Wakka sortit quelque peu énervé de sa chambre et se dirigea vers le cockpit. Le père de Rikku était assis aux commandes, dirigeant le vaisseau l'esprit complètement ailleurs. Il pensait à sa fille. L'unique AlBhed femelle qui restait à sa connaissance. De point de vue génétique, le gène « des yeux en spirales » — caractéristiques premières des AlBhed — était récessif. À moins de chercher des moitiés AlBhed moitié Yevonite, il n'avait plus d'espoir pour la « race ». Spira était sauvée, Yuna était sauvée. Qu'est-ce qui avait poussé sa fille à se suicider ? Serait-ce à cause de ce gardien ? Ce gardien légendaire ? Celui qui avait protégé son beau-frère ? Il ne comprenait vraiment pas. Yuna avait parlé d'un possible chagrin d'amour. Rikku — sa Rikku — amoureuse de Sir Auron ? Non. Ce n'était que de l'attirance physique. Auron n'avait pas mauvais genre et respirait le respect, que ce fut venant de lui ou vers lui. C'était une aubaine qu'il eut rejoint les rangs de Yuna. Il avait une attitude si propre à lui qu'on n'y faisait pas attention à la longue. Discret et peu bavard. On ne pouvait pas dire autant de ce Tidus. Ce garçon avait du talent. Beaucoup de talent. Normal pour un héros rêvé par les priants désespérés. Au fond de lui, Cid savait qu'on le reverrait. Il n'avait pas pu disparaître comme cela. Il avait dû réapparaître à sa Zanarkan et il reviendra comme il était venu la première fois. C'était certain. Il reviendra pour Yuna.

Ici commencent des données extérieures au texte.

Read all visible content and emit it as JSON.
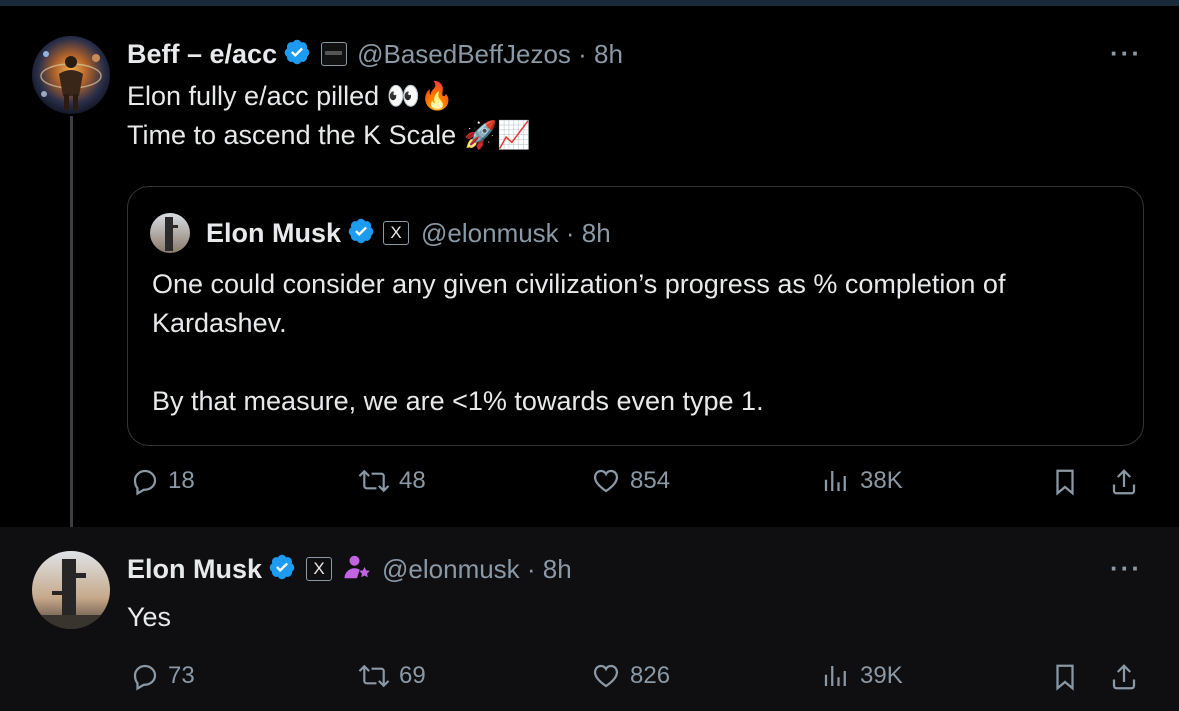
{
  "tweet1": {
    "name": "Beff – e/acc",
    "handle": "@BasedBeffJezos · 8h",
    "line1": "Elon fully e/acc pilled 👀🔥",
    "line2": "Time to ascend the K Scale 🚀📈",
    "quote": {
      "name": "Elon Musk",
      "handle": "@elonmusk · 8h",
      "badge": "X",
      "line1": "One could consider any given civilization’s progress as % completion of",
      "line2": "Kardashev.",
      "line3": "By that measure, we are <1% towards even type 1."
    },
    "replies": "18",
    "reposts": "48",
    "likes": "854",
    "views": "38K"
  },
  "tweet2": {
    "name": "Elon Musk",
    "badge": "X",
    "handle": "@elonmusk · 8h",
    "text": "Yes",
    "replies": "73",
    "reposts": "69",
    "likes": "826",
    "views": "39K"
  },
  "more_label": "···",
  "colors": {
    "verified": "#1d9bf0",
    "muted": "#8b98a5",
    "text": "#e7e9ea"
  },
  "icons": [
    "verified-icon",
    "reply-icon",
    "repost-icon",
    "like-icon",
    "views-icon",
    "bookmark-icon",
    "share-icon",
    "more-icon"
  ]
}
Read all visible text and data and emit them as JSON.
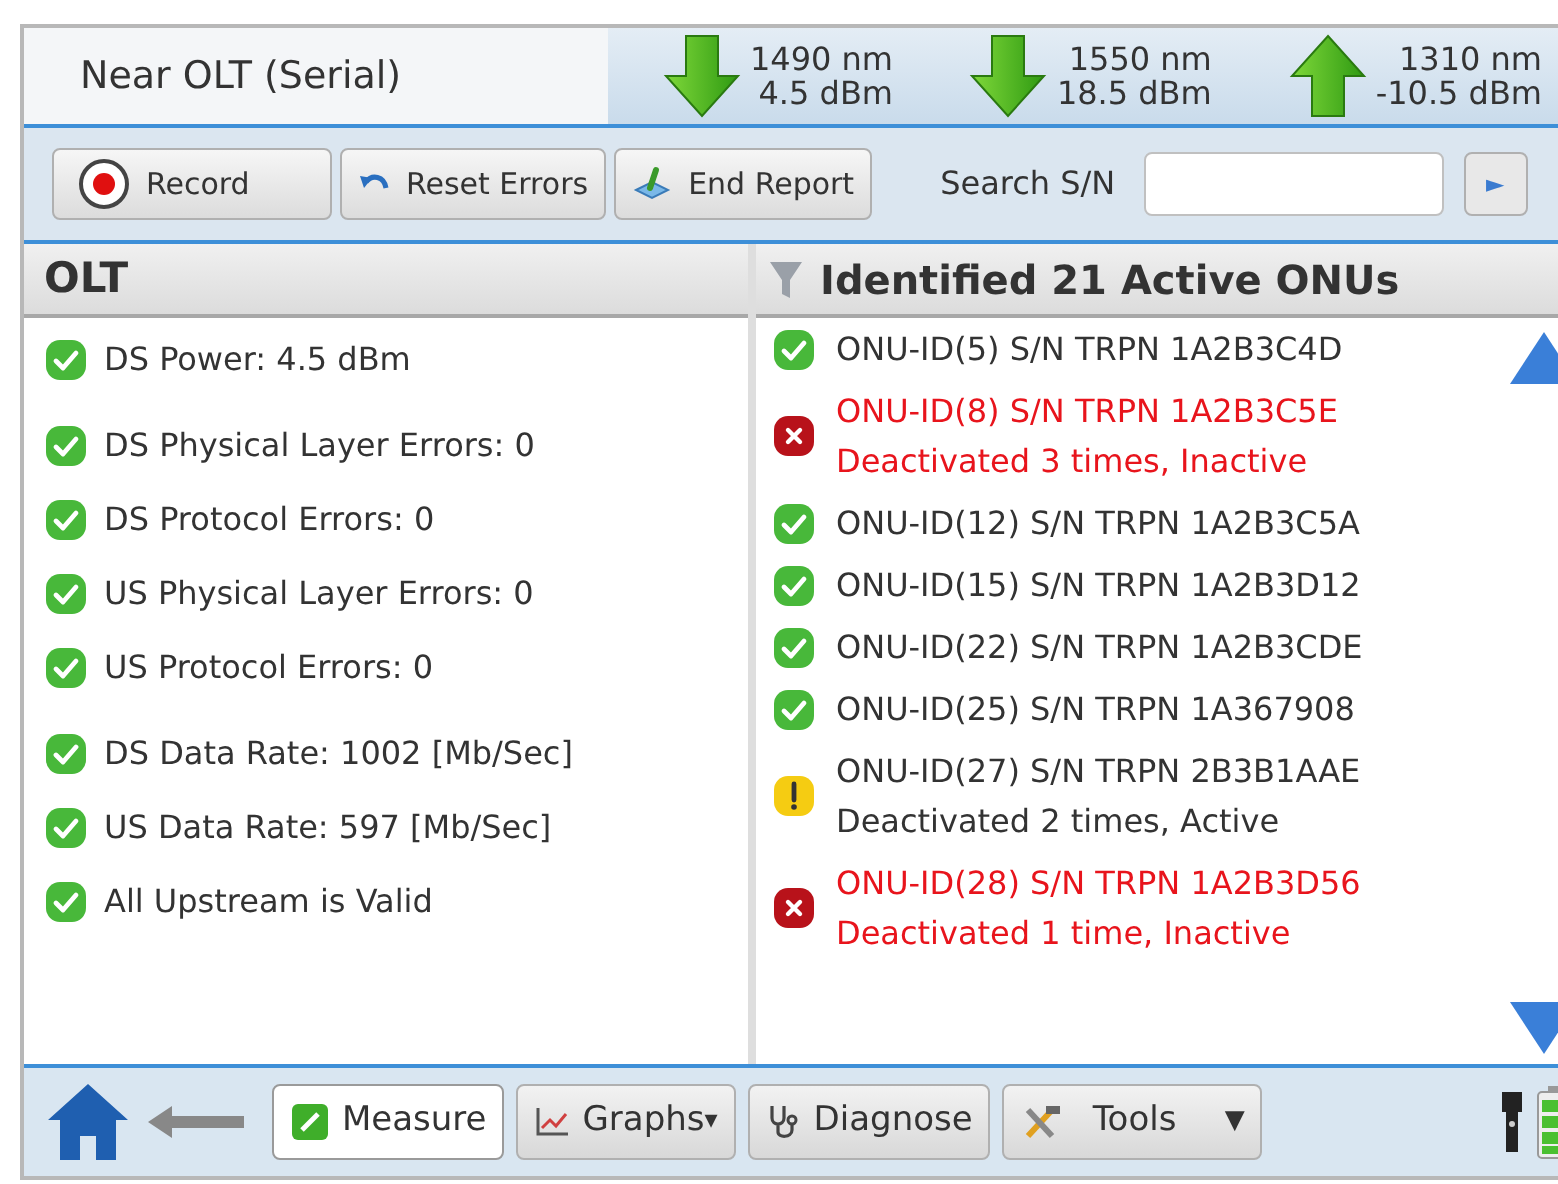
{
  "header": {
    "title": "Near OLT (Serial)",
    "wavelengths": [
      {
        "kind": "down",
        "wavelength": "1490 nm",
        "power": "4.5 dBm"
      },
      {
        "kind": "down",
        "wavelength": "1550 nm",
        "power": "18.5 dBm"
      },
      {
        "kind": "up",
        "wavelength": "1310 nm",
        "power": "-10.5 dBm"
      }
    ]
  },
  "toolbar": {
    "buttons": [
      {
        "label": "Record"
      },
      {
        "label": "Reset Errors"
      },
      {
        "label": "End Report"
      }
    ],
    "search": {
      "label": "Search S/N",
      "go": "►"
    }
  },
  "olt": {
    "title": "OLT",
    "groups": [
      [
        {
          "text": "DS Power: 4.5 dBm",
          "kind": "ok"
        }
      ],
      [
        {
          "text": "DS Physical Layer Errors: 0",
          "kind": "ok"
        },
        {
          "text": "DS Protocol Errors: 0",
          "kind": "ok"
        },
        {
          "text": "US Physical Layer Errors: 0",
          "kind": "ok"
        },
        {
          "text": "US Protocol Errors: 0",
          "kind": "ok"
        }
      ],
      [
        {
          "text": "DS Data Rate: 1002 [Mb/Sec]",
          "kind": "ok"
        },
        {
          "text": "US Data Rate: 597 [Mb/Sec]",
          "kind": "ok"
        },
        {
          "text": "All Upstream is Valid",
          "kind": "ok"
        }
      ]
    ]
  },
  "onus": {
    "title": "Identified 21 Active ONUs",
    "items": [
      {
        "kind": "ok",
        "lines": [
          "ONU-ID(5) S/N TRPN 1A2B3C4D"
        ]
      },
      {
        "kind": "error",
        "lines": [
          "ONU-ID(8) S/N TRPN 1A2B3C5E",
          "Deactivated 3 times, Inactive"
        ]
      },
      {
        "kind": "ok",
        "lines": [
          "ONU-ID(12) S/N TRPN 1A2B3C5A"
        ]
      },
      {
        "kind": "ok",
        "lines": [
          "ONU-ID(15) S/N TRPN 1A2B3D12"
        ]
      },
      {
        "kind": "ok",
        "lines": [
          "ONU-ID(22) S/N TRPN 1A2B3CDE"
        ]
      },
      {
        "kind": "ok",
        "lines": [
          "ONU-ID(25) S/N TRPN 1A367908"
        ]
      },
      {
        "kind": "warning",
        "lines": [
          "ONU-ID(27) S/N TRPN 2B3B1AAE",
          "Deactivated 2 times, Active"
        ]
      },
      {
        "kind": "error",
        "lines": [
          "ONU-ID(28) S/N TRPN 1A2B3D56",
          "Deactivated 1 time, Inactive"
        ]
      }
    ]
  },
  "nav": {
    "buttons": [
      {
        "label": "Measure",
        "selected": true
      },
      {
        "label": "Graphs",
        "selected": false,
        "caret": "▾",
        "kind": "inline"
      },
      {
        "label": "Diagnose",
        "selected": false
      },
      {
        "label": "Tools",
        "selected": false,
        "caret": "▼",
        "kind": "split"
      }
    ]
  }
}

Wakka se rapprocha du chef des AlBhed. Bien que son aversion envers ce peuple avait disparu depuis qu'il avait commencé à aimer Rikku, Wakka était toujours réticent à l'idée d'une totale cohabitation. Il préférait penser à un retour de Rikku qu'à une stupide histoire politique. Il n'allait pas la laisser entre les mains de ce moine guerrier. Il ne pouvait pas l'aimer. Ce type ne pensait qu'au pèlerinage. Qu'à la quête qui lui avait été confiée à savoir : protéger Yuna et Tidus. Tenir de telles promesses devait être compliqué. Surtout quand une des personnes à protéger était le summoner à sacrifier. Et l'autre personne une sorte de rêve éveillé. Pour cela, Auron était quelqu'un de noble, de merveilleux. Il connaissait la signification de l'amitié. Ce n'était pas une raison pour…
« Cid ! appela Wakka à quelque mètre de l'homme abattu. Heu… »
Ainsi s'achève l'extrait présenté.